Efficacy of a new, oral estradiol acetate formulation for relief of menopause symptoms.

OBJECTIVE: To determine the efficacy of three doses of a new, oral formulation of estradiol acetate (EA) for alleviation of vasomotor and urogenital symptoms in postmenopausal women. DESIGN: Two separate 12-week studies were undertaken in postmenopausal women with moderate to severe vasomotor symptoms. In the first study, women were randomly assigned to EA 0.9 mg/day, EA 1.8 mg/day, or placebo (study 1; N = 293), and in the second study to oral EA 0.45 mg/day or placebo (study 2; N = 259).
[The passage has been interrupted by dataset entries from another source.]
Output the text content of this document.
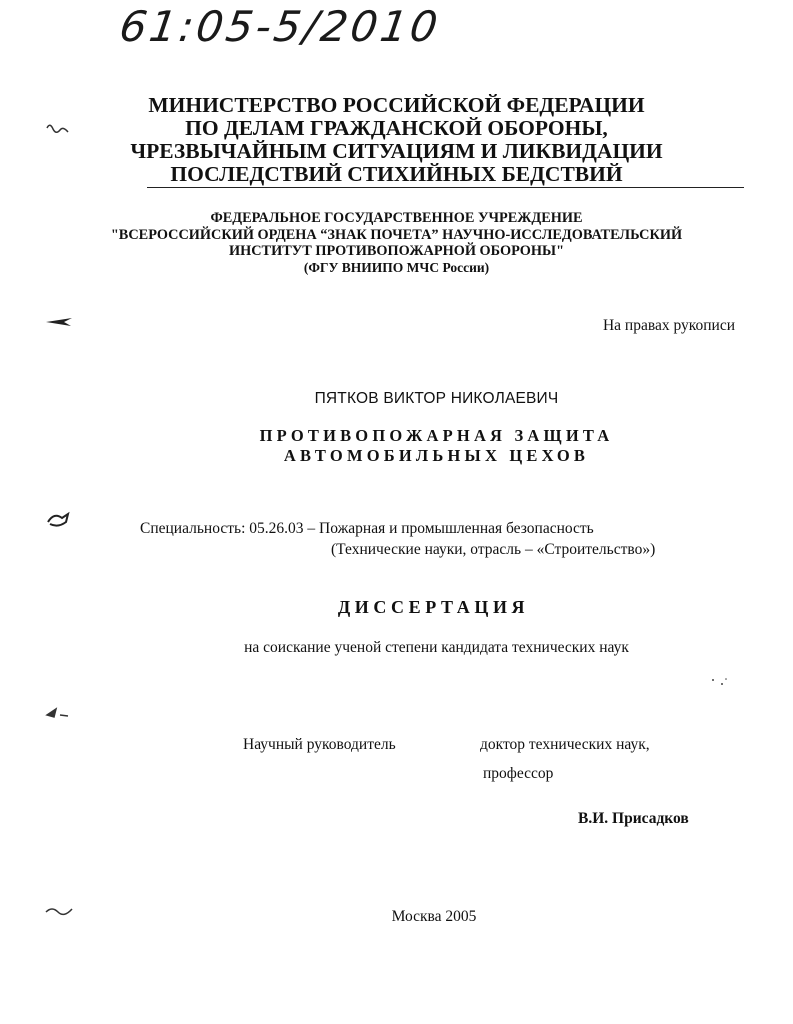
61:05-5/2010
МИНИСТЕРСТВО РОССИЙСКОЙ ФЕДЕРАЦИИ
ПО ДЕЛАМ ГРАЖДАНСКОЙ ОБОРОНЫ,
ЧРЕЗВЫЧАЙНЫМ СИТУАЦИЯМ И ЛИКВИДАЦИИ
ПОСЛЕДСТВИЙ СТИХИЙНЫХ БЕДСТВИЙ
ФЕДЕРАЛЬНОЕ ГОСУДАРСТВЕННОЕ УЧРЕЖДЕНИЕ
"ВСЕРОССИЙСКИЙ ОРДЕНА “ЗНАК ПОЧЕТА” НАУЧНО-ИССЛЕДОВАТЕЛЬСКИЙ
ИНСТИТУТ ПРОТИВОПОЖАРНОЙ ОБОРОНЫ"
(ФГУ ВНИИПО МЧС России)
На правах рукописи
ПЯТКОВ ВИКТОР НИКОЛАЕВИЧ
ПРОТИВОПОЖАРНАЯ ЗАЩИТА
АВТОМОБИЛЬНЫХ ЦЕХОВ
Специальность: 05.26.03 – Пожарная и промышленная безопасность
(Технические науки, отрасль – «Строительство»)
ДИССЕРТАЦИЯ
на соискание ученой степени кандидата технических наук
Научный руководитель	доктор технических наук,
профессор
В.И. Присадков
Москва 2005
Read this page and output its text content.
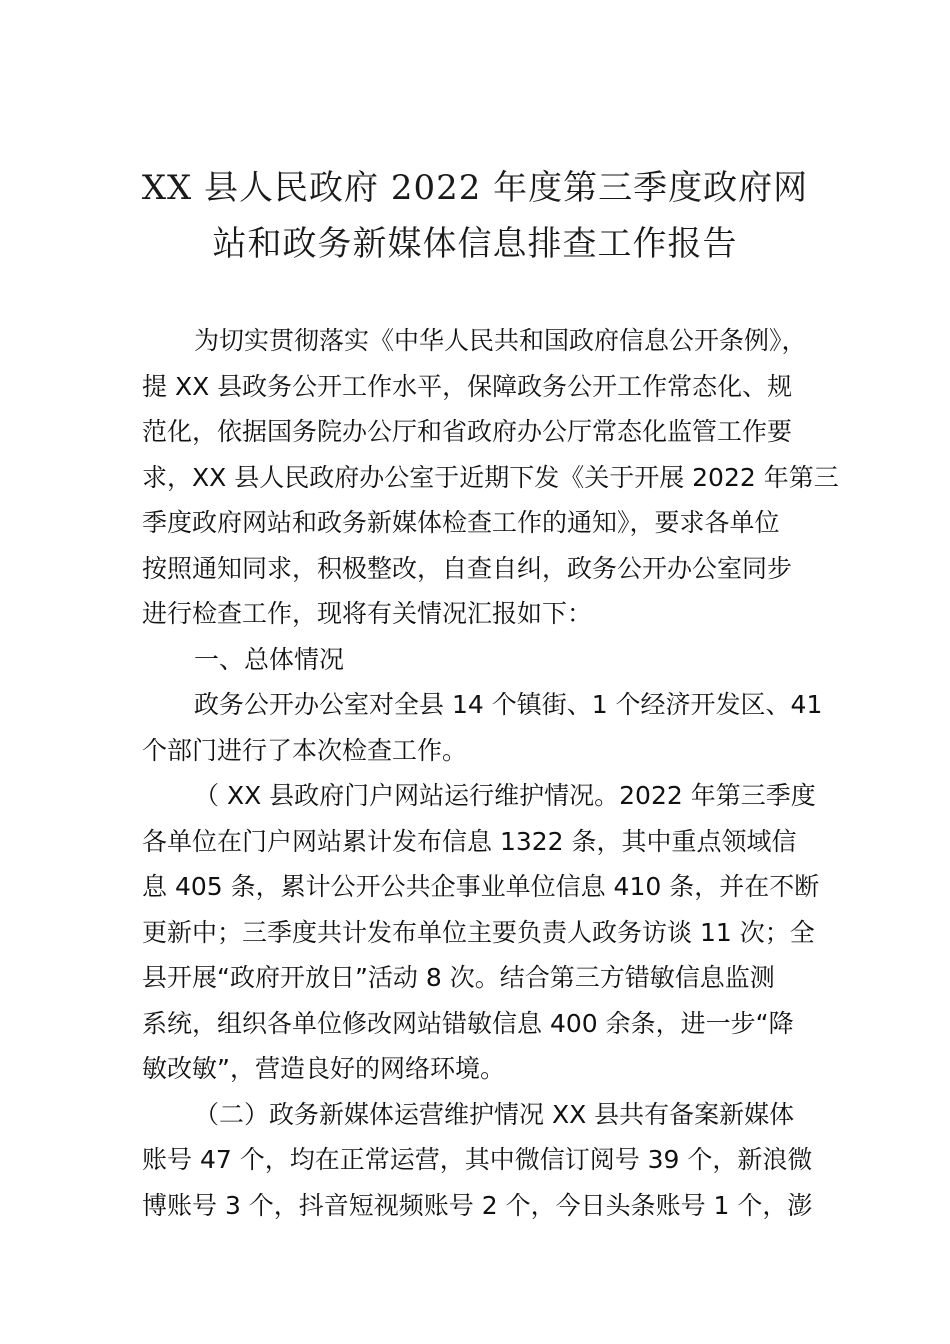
XX 县人民政府 2022 年度第三季度政府网
站和政务新媒体信息排查工作报告

为切实贯彻落实《中华人民共和国政府信息公开条例》，
提 XX 县政务公开工作水平，保障政务公开工作常态化、规
范化，依据国务院办公厅和省政府办公厅常态化监管工作要
求，XX 县人民政府办公室于近期下发《关于开展 2022 年第三
季度政府网站和政务新媒体检查工作的通知》，要求各单位
按照通知同求，积极整改，自查自纠，政务公开办公室同步
进行检查工作，现将有关情况汇报如下：

一、总体情况

政务公开办公室对全县 14 个镇街、1 个经济开发区、41
个部门进行了本次检查工作。

（ XX 县政府门户网站运行维护情况。2022 年第三季度
各单位在门户网站累计发布信息 1322 条，其中重点领域信
息 405 条，累计公开公共企事业单位信息 410 条，并在不断
更新中；三季度共计发布单位主要负责人政务访谈 11 次；全
县开展“政府开放日”活动 8 次。结合第三方错敏信息监测
系统，组织各单位修改网站错敏信息 400 余条，进一步“降
敏改敏”，营造良好的网络环境。

（二）政务新媒体运营维护情况 XX 县共有备案新媒体
账号 47 个，均在正常运营，其中微信订阅号 39 个，新浪微
博账号 3 个，抖音短视频账号 2 个，今日头条账号 1 个，澎
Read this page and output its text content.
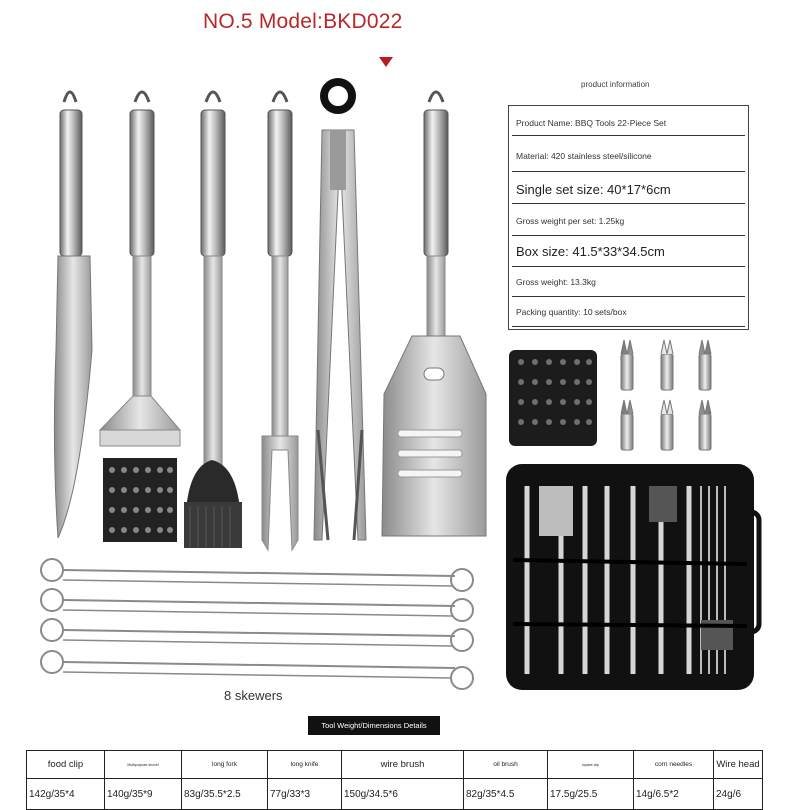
NO.5 Model:BKD022
product information
Product Name: BBQ Tools 22-Piece Set
Material: 420 stainless steel/silicone
Single set size: 40*17*6cm
Gross weight per set: 1.25kg
Box size: 41.5*33*34.5cm
Gross weight: 13.3kg
Packing quantity: 10 sets/box
8 skewers
Tool Weight/Dimensions Details
food clip	Multipurpose shovel	long fork	long knife	wire brush	oil brush	square clip	corn needles	Wire head
142g/35*4	140g/35*9	83g/35.5*2.5	77g/33*3	150g/34.5*6	82g/35*4.5	17.5g/25.5	14g/6.5*2	24g/6
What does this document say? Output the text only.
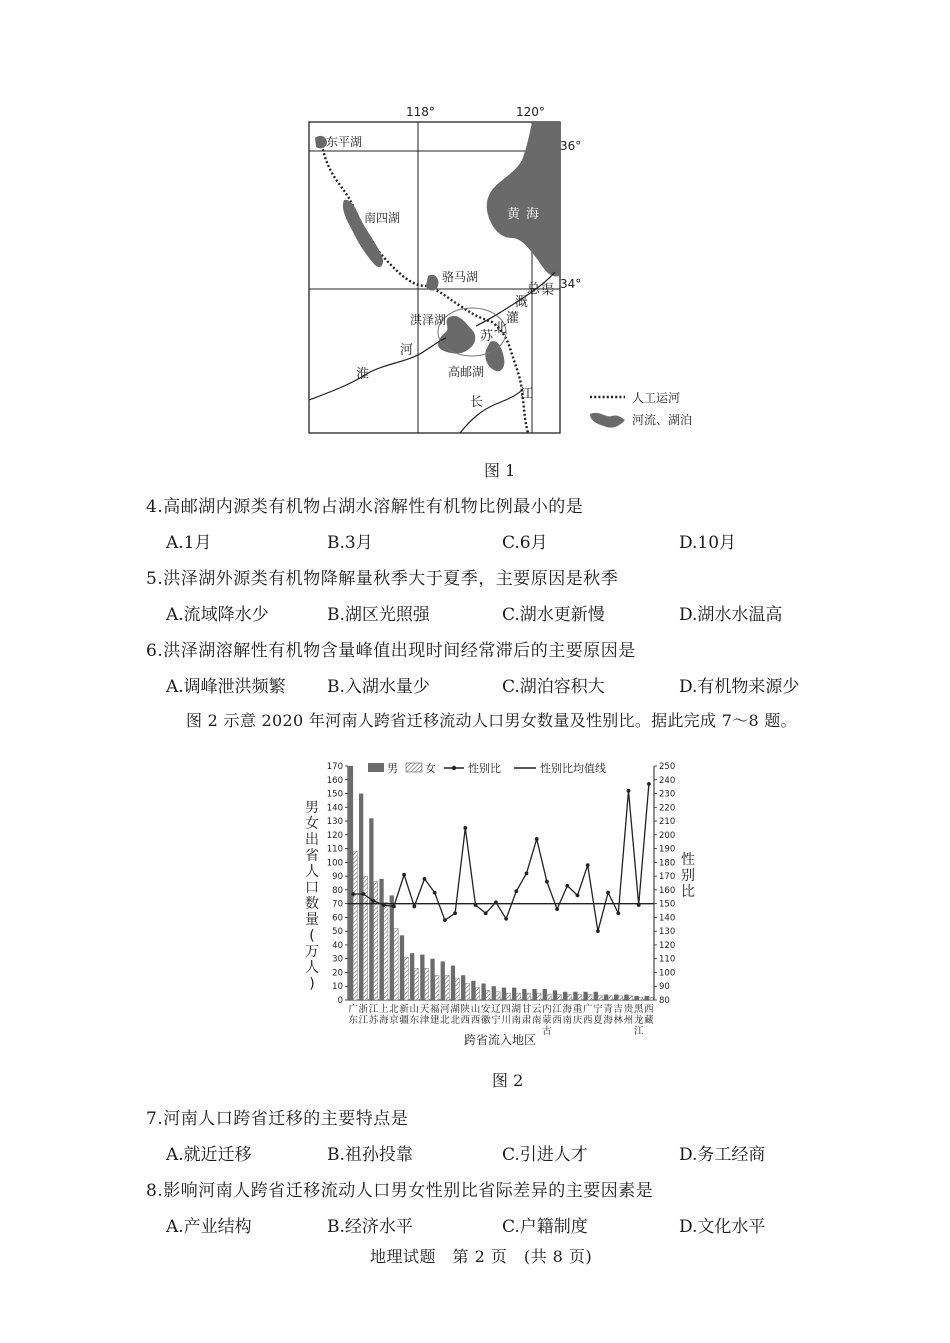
黄海
118°	120°
36°
34°
东平湖
南四湖
骆马湖
洪泽湖
高邮湖
河
淮
长
江
苏
北
灌
溉
总 渠
人工运河
河流、湖泊
图 1
4.高邮湖内源类有机物占湖水溶解性有机物比例最小的是
A.1月	B.3月	C.6月	D.10月
5.洪泽湖外源类有机物降解量秋季大于夏季，主要原因是秋季
A.流域降水少	B.湖区光照强	C.湖水更新慢	D.湖水水温高
6.洪泽湖溶解性有机物含量峰值出现时间经常滞后的主要原因是
A.调峰泄洪频繁 B.入湖水量少	C.湖泊容积大	D.有机物来源少
图 2 示意 2020 年河南人跨省迁移流动人口男女数量及性别比。据此完成 7～8 题。
0
10
20
30
40
50
60
70
80
90
100
110
120
130
140
150
160
170
80
90
100
110
120
130
140
150
160
170
180
190
200
210
220
230
240
250
广
东
浙
江
江
苏
上
海
北
京
新
疆
山
东
天
津
福
建
河
北
湖
北
陕
西
山
西
安
徽
辽
宁
四
川
湖
南
甘
肃
云
南
内
蒙
古
江
西
海
南
重
庆
广
西
宁
夏
青
海
吉
林
贵
州
黑
龙
江
西
藏
跨省流入地区
男 女	性别比	性别比均值线
男
女
出
省
人
口
数
量
(
万
人
)
性
别
比
图 2
7.河南人口跨省迁移的主要特点是
A.就近迁移	B.祖孙投靠	C.引进人才	D.务工经商
8.影响河南人跨省迁移流动人口男女性别比省际差异的主要因素是
A.产业结构	B.经济水平	C.户籍制度	D.文化水平
地理试题　第 2 页　(共 8 页)
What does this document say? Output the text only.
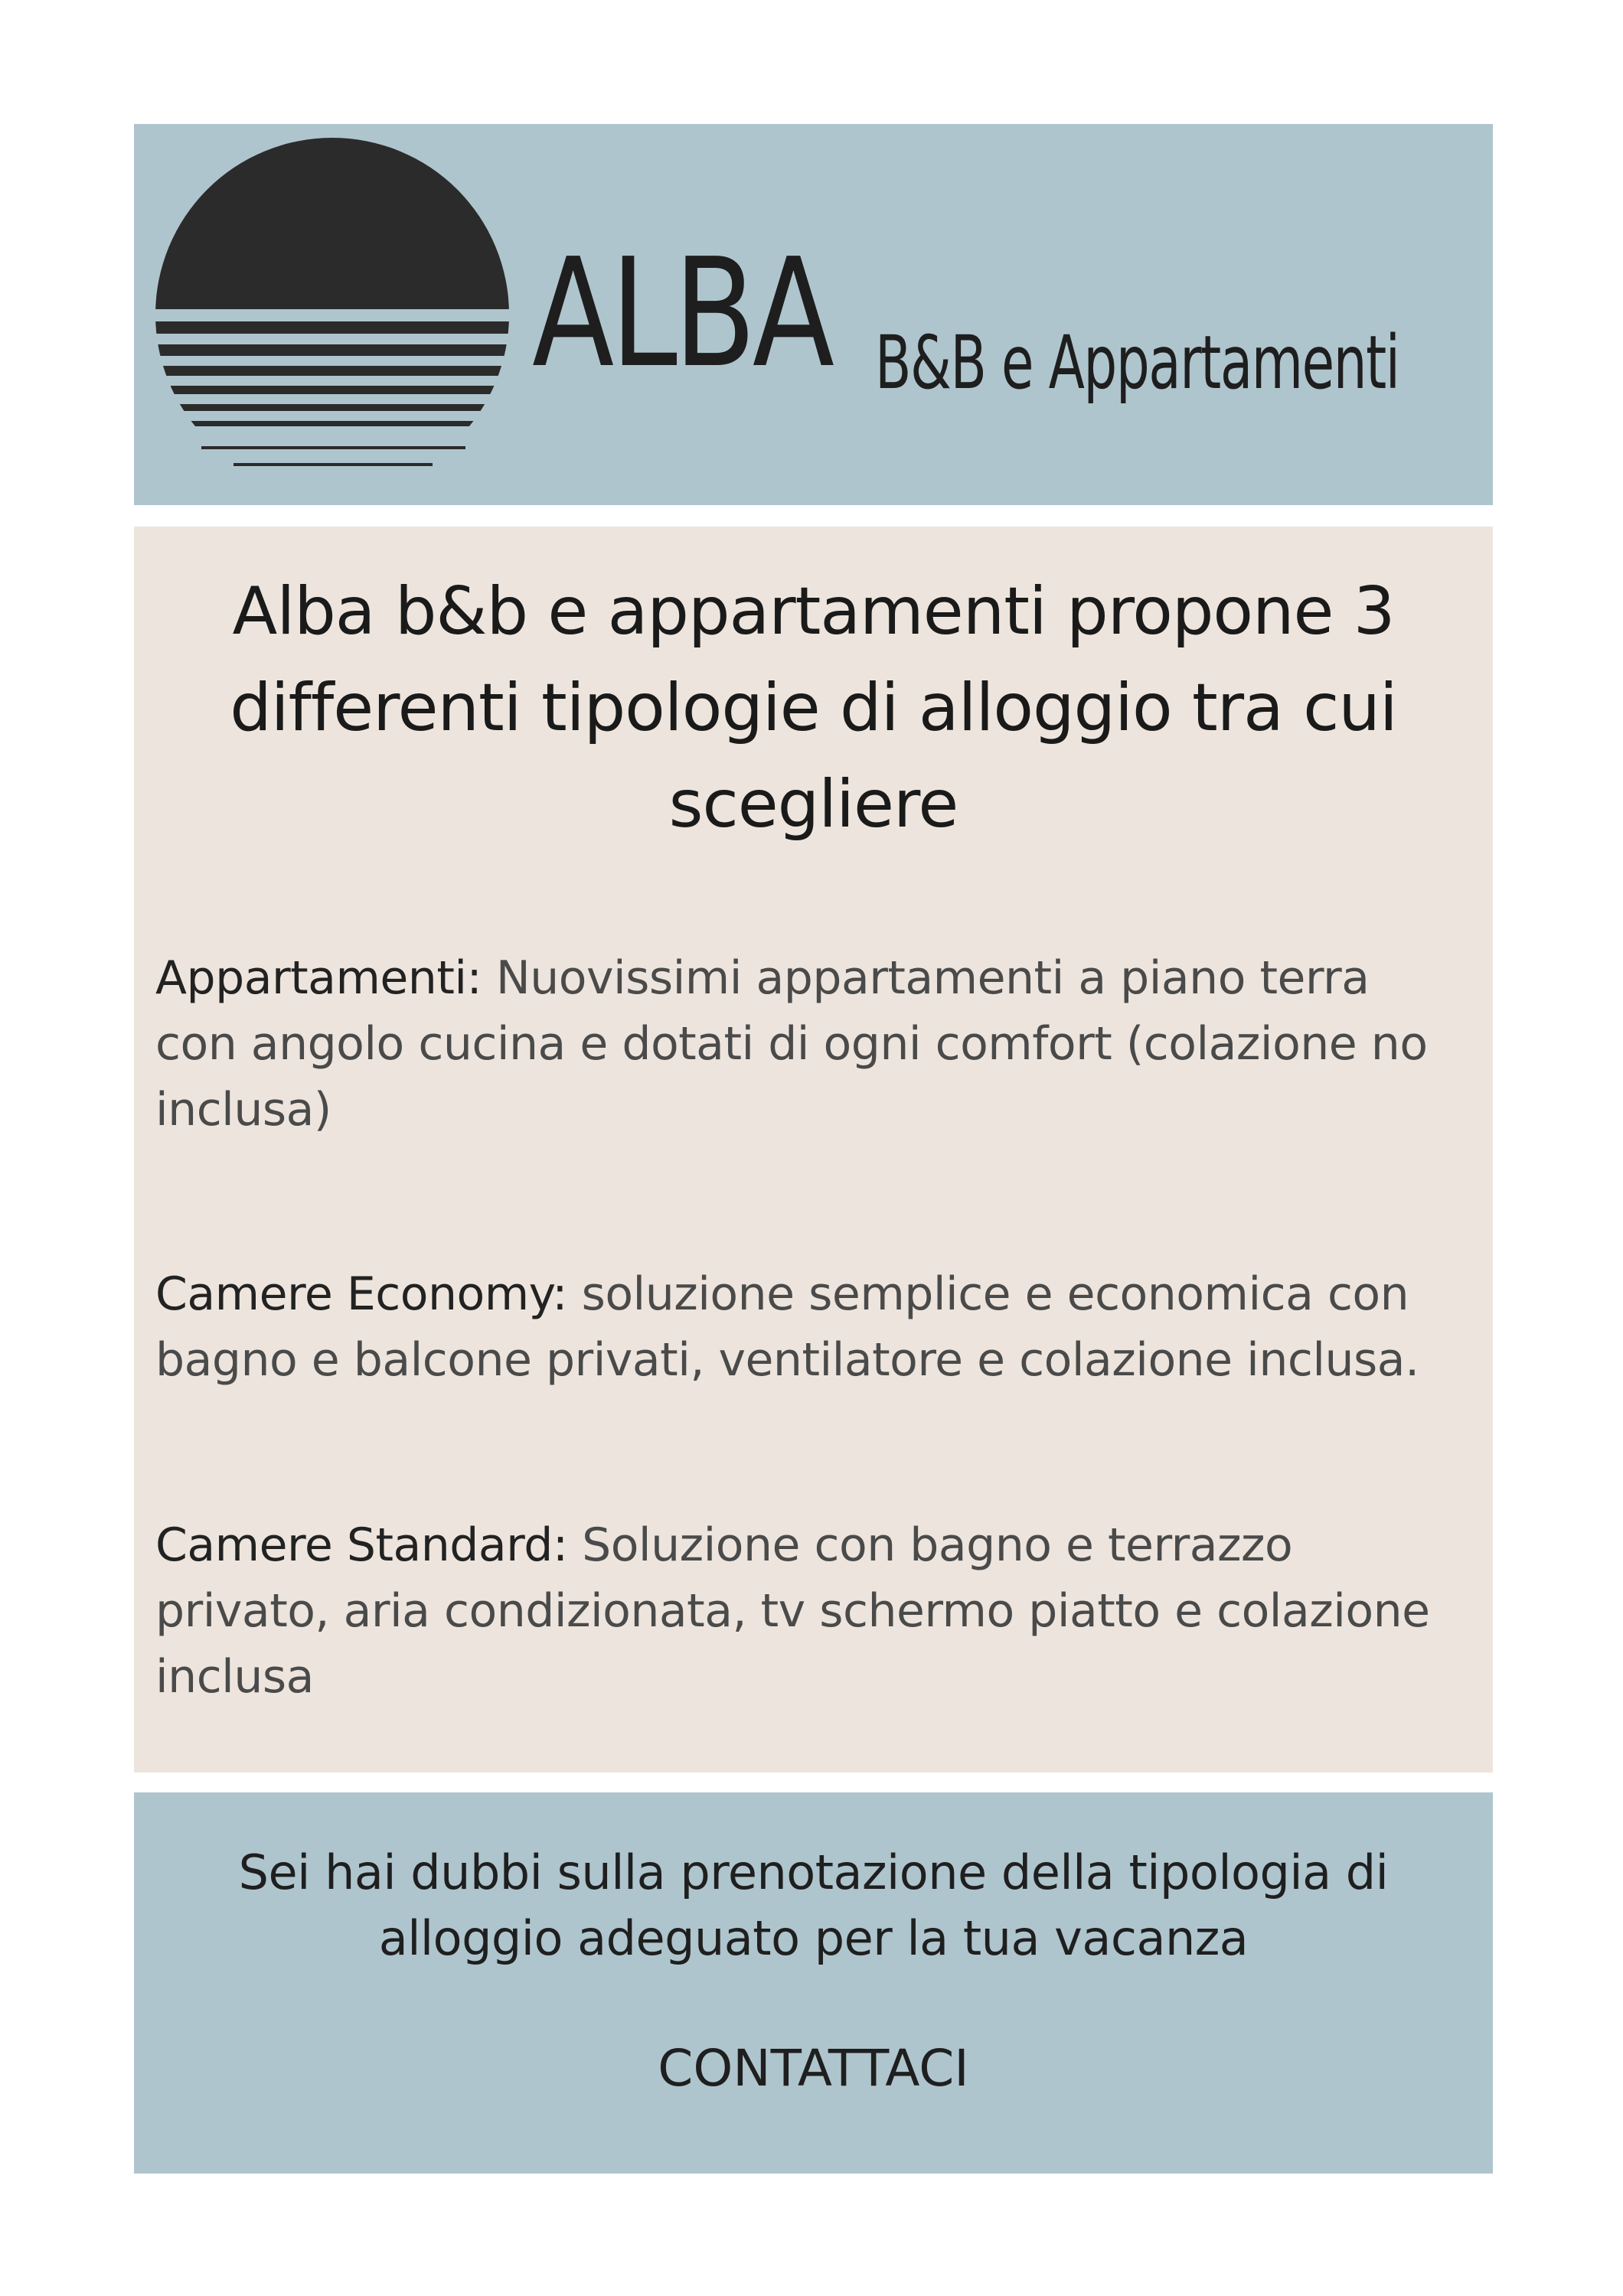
ALBA B&B e Appartamenti
Alba b&b e appartamenti propone 3 differenti tipologie di alloggio tra cui scegliere

Appartamenti: Nuovissimi appartamenti a piano terra con angolo cucina e dotati di ogni comfort (colazione no inclusa)

Camere Economy: soluzione semplice e economica con bagno e balcone privati, ventilatore e colazione inclusa.

Camere Standard: Soluzione con bagno e terrazzo privato, aria condizionata, tv schermo piatto e colazione inclusa

Sei hai dubbi sulla prenotazione della tipologia di alloggio adeguato per la tua vacanza

CONTATTACI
Women recorded the frequency and severity of vasomotor symptoms daily and urogenital symptoms weekly on diary cards. Investigators assessed signs of vaginal atrophy. RESULTS: Frequency of moderate to severe vasomotor symptoms decreased significantly versus placebo, starting at week 2 in the EA 1.8-mg group (P = 0.005), week 3 in the EA 0.9-mg group (P = 0.003), and week 6 in the EA 0.45-mg group (P < 0.05). At week 12, mean percent reduction from baseline in vasomotor-symptom frequency was 91%, 78%, and 61%, respectively. Vasomotor-symptom severity decreased significantly versus placebo, starting at weeks 2 and 3 with EA 1.8 mg and 0.9 mg, respectively, and at week 5 with EA 0.45 mg. Vaginal pH and maturation index improved significantly in all EA groups versus placebo, and some signs and symptoms of vaginal atrophy improved at the EA 0.9- and 1.8-mg doses. Side effects were mild to moderate and consistent with estrogen therapy. CONCLUSIONS: Oral EA at all doses was well tolerated and significantly reduced the frequency and severity of postmenopause symptoms versus placebo.